The anti-Thaksin chants that resounded in Bangkok's streets and outside shopping malls this spring were gradually taken up by Thais across all generations and classes. And now the army has risen up against the autocratic policeman turned billionaire premier.

The efforts of Thai Rak Thai ­ the ruling party founded by Mr Thaksin in 1998 ­ have backfired. After five years in office, Thaksin Shinawatra is on his way out. A political era in Thailand is drawing to an end.

Mr Thaksin's critics have always maintained that an excess of hubris and greed would bring about his downfall. The dam only broke when he used a legal loophole to sell his family's telecommunications conglomerate, ShinCorp, overseas and secure a tax-free profit of $1.9bn (£1bn). In a country where the gap between haves and have-nots has been widening under his governance, it was a deal too far.

Bangkok's power elite and tax-strapped middle classes were incensed when they realised that the wife of Singapore's leader would oversee decisions on Thailand's communications satellites, internet servers, and its biggest mobile-phone network.

Even the deal-making Mr Thaksin, who frequently boasted of running the nation like a modern chief executive, found such a brazen sellout hard to justify. His son, through an offshore company with the almost comically apt name of Ample Rich, was fined for profiteering. What followed was remarkable: day after day of peaceful demonstrations as tens of thousands of Bangkok residents made the city's vast royal Saman Luang park their own, gridlocking the capital, thwarting business decision making, further sapping Thailand's sagging stock market, and provoking political turmoil.

The thin-skinned politician who had boasted of his law and order training at Sam Houston University was hard-pressed to justify all his excesses. When Mr Thaksin called a snap election in April, rival parties boycotted it and a political stalemate resulted. The court threw out the results and his caretaker government stumbled along with no parliament.

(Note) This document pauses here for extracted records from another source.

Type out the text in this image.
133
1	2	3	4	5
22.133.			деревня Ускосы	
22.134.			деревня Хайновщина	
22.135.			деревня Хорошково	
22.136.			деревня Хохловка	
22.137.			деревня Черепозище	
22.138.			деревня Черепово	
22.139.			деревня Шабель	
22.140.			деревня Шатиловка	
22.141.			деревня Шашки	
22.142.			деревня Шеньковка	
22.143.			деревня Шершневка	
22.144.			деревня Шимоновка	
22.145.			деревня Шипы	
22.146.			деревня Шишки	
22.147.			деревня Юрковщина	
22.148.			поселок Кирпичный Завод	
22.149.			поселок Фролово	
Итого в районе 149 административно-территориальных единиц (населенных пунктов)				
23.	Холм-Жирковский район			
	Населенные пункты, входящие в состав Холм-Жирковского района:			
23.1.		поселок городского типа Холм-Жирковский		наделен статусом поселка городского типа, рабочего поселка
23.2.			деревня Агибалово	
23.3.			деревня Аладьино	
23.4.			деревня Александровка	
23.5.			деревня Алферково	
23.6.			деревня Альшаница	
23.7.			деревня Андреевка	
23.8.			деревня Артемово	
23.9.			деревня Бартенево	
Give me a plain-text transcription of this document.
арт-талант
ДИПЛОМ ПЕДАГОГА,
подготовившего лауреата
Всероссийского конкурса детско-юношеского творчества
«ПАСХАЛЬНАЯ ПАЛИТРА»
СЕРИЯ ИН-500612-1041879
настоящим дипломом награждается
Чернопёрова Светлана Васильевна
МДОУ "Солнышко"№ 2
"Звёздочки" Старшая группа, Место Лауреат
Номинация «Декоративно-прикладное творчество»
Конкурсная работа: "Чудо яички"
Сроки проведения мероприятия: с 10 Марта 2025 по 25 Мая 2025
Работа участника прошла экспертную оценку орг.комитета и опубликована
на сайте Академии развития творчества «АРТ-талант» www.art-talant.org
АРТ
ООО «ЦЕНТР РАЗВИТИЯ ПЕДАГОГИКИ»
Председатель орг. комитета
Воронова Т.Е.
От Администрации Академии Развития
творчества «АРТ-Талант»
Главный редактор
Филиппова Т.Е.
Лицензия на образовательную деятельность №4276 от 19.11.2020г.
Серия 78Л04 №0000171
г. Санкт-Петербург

Street demonstrations grew rowdier, tens of thousands of voices demanded their arrogant leader get out of government. As Thailand's body politic slouched toward constitutional chaos, something had to give. In the end it was Thaksin Shinawatra.

The silver jubilee celebration of King Bhumibol Adulyadej brought street marches to a decorous halt in mid-June, and the Prime Minister managed to cling to power for few extra months.

But the war on separatist insurgents in the three Muslim-majority provinces in the south, which has claimed more than 1,400 lives since it reignited in January 2004, shows no sign of abating. In fact, on Saturday night, five synchronised blasts in Hat Yai resort killed four people, including a Canadian teacher and a Chinese tourist. This may have been the final straw.